I wanted to reimagine red hots knowing what I know now about where that meat is sourced from and how many types of dye are in that. I’m in the test kitchen trying to recreate this dog with pork that is sourced from one of the farmers who’s actually in High on the Hog. I’m going to try and get the same crazy red, but with hibiscus and paprika, and things that I don’t feel sad about putting in my body. I don’t know if you know Andrea [Reusing] from Lantern, but she is my co-conspirator and we’re trying to figure it out. That’s exciting and fun right now.

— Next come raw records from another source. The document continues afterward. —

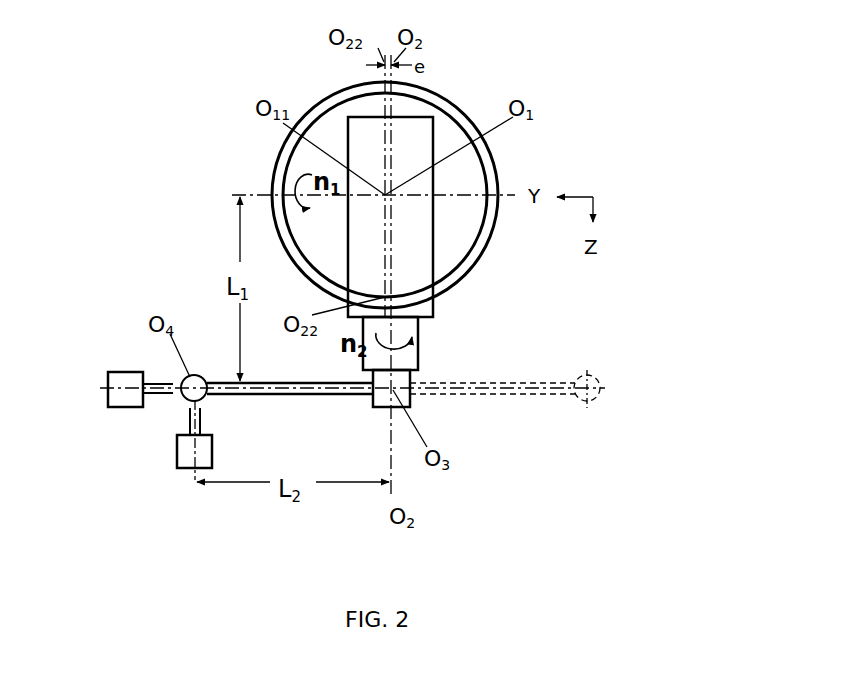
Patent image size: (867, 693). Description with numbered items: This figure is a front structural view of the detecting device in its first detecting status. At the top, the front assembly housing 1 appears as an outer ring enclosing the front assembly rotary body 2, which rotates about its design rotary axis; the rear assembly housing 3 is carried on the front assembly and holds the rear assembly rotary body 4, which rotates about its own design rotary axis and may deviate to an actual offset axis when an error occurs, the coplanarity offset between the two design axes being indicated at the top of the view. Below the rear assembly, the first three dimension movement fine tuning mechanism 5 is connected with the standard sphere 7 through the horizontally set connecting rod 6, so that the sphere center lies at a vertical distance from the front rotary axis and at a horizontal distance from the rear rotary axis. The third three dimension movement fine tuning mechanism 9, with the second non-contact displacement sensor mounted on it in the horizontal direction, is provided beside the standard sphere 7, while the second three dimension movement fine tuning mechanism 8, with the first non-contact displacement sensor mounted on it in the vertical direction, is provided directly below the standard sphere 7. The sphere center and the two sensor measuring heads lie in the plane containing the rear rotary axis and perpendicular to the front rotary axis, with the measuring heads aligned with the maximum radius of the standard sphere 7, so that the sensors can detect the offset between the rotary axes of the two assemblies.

The front assembly housing 1 is at (473, 257).
The front assembly rotary body 2 is at (445, 265).
The rear assembly housing 3 is at (422, 300).
The rear assembly rotary body 4 is at (412, 330).
The first three dimension movement fine tuning mechanism 5 is at (408, 398).
The connecting rod 6 is at (290, 395).
The standard sphere 7 is at (202, 400).
The second three dimension movement fine tuning mechanism 8 is at (188, 452).
The third three dimension movement fine tuning mechanism 9 is at (120, 393).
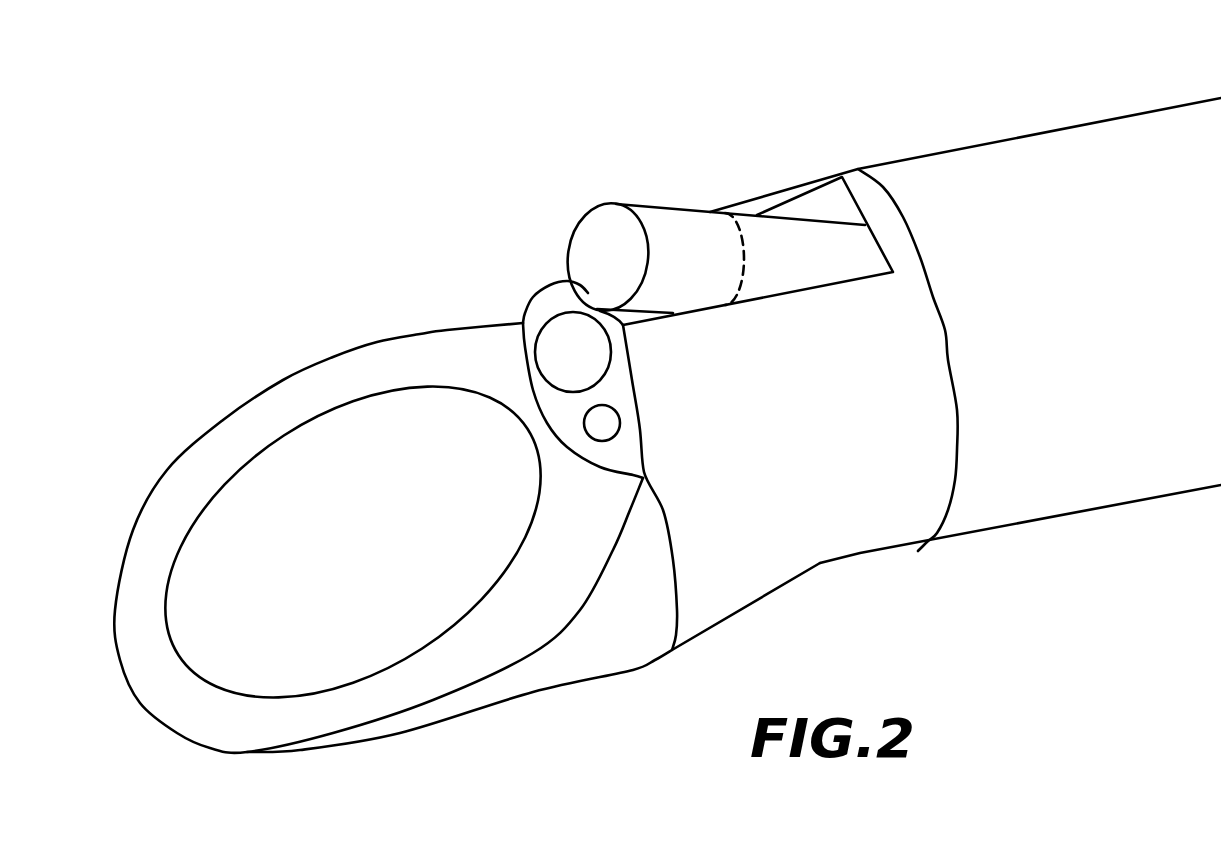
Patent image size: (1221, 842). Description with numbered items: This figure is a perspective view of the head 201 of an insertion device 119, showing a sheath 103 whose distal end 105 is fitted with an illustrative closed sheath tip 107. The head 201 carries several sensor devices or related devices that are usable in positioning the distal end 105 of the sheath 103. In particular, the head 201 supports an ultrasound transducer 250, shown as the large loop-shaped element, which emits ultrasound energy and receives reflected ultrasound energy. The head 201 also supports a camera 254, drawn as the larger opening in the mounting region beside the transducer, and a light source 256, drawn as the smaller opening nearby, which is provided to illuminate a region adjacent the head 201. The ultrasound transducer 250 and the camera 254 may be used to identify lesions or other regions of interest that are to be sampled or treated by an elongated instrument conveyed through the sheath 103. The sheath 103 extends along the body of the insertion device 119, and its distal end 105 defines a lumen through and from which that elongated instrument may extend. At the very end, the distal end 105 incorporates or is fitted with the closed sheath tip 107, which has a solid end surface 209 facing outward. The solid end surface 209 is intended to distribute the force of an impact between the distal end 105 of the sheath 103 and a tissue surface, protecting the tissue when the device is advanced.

The head 201 is at (206, 170).
The insertion device 119 is at (1085, 142).
The sheath 103 is at (750, 223).
The distal end 105 is at (696, 227).
The closed sheath tip 107 is at (682, 235).
The solid end surface 209 is at (667, 222).
The ultrasound transducer 250 is at (240, 510).
The camera 254 is at (547, 353).
The light source 256 is at (610, 420).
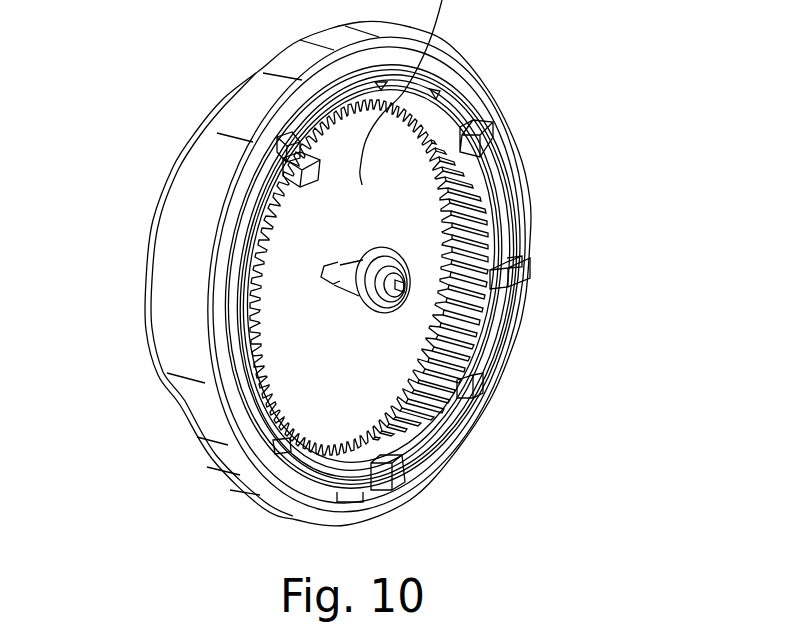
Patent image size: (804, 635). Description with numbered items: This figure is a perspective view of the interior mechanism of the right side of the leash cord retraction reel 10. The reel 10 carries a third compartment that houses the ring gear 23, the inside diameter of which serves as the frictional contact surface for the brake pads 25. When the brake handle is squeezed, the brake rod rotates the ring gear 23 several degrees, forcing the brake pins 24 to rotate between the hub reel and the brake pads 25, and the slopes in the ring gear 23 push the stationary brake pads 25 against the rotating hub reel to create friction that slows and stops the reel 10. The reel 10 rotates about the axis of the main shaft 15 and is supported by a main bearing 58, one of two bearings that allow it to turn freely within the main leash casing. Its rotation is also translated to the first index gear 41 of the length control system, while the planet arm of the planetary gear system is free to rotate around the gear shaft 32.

Can you say more about who inspires your work?

My grandfather, Mayfield, definitely inspires my work, and his brothers Herbert and Andrew. My great uncle Herbert, he’s a chef who worked in the legislative building for 20 years and cooked for presidents. Back in the day, him and my grandfather had a little spot called The Basement. They were doing a little hangout spot, but it also had a line outside of it for their wet, batter-fried chicken. That’s one of those recipes that it’s like, Oh, we have to preserve this. Their passion around growing food has inspired me, and how it’s given them access to what feels like wealth and abundance.

And who do you aim to inspire?

First, Black women. They are my audience and my inspiration, too. I always love seeing when little girls are first introduced to something like being on the land and some of the practices that I’m working to preserve. Watching them light up around that information and recognizing there’s a pathway to something different; that’s exciting and inspirational to me. I’m focused on trying to make sure they have access to this information, and that they know this is their culture and their inheritance to take forward however they want.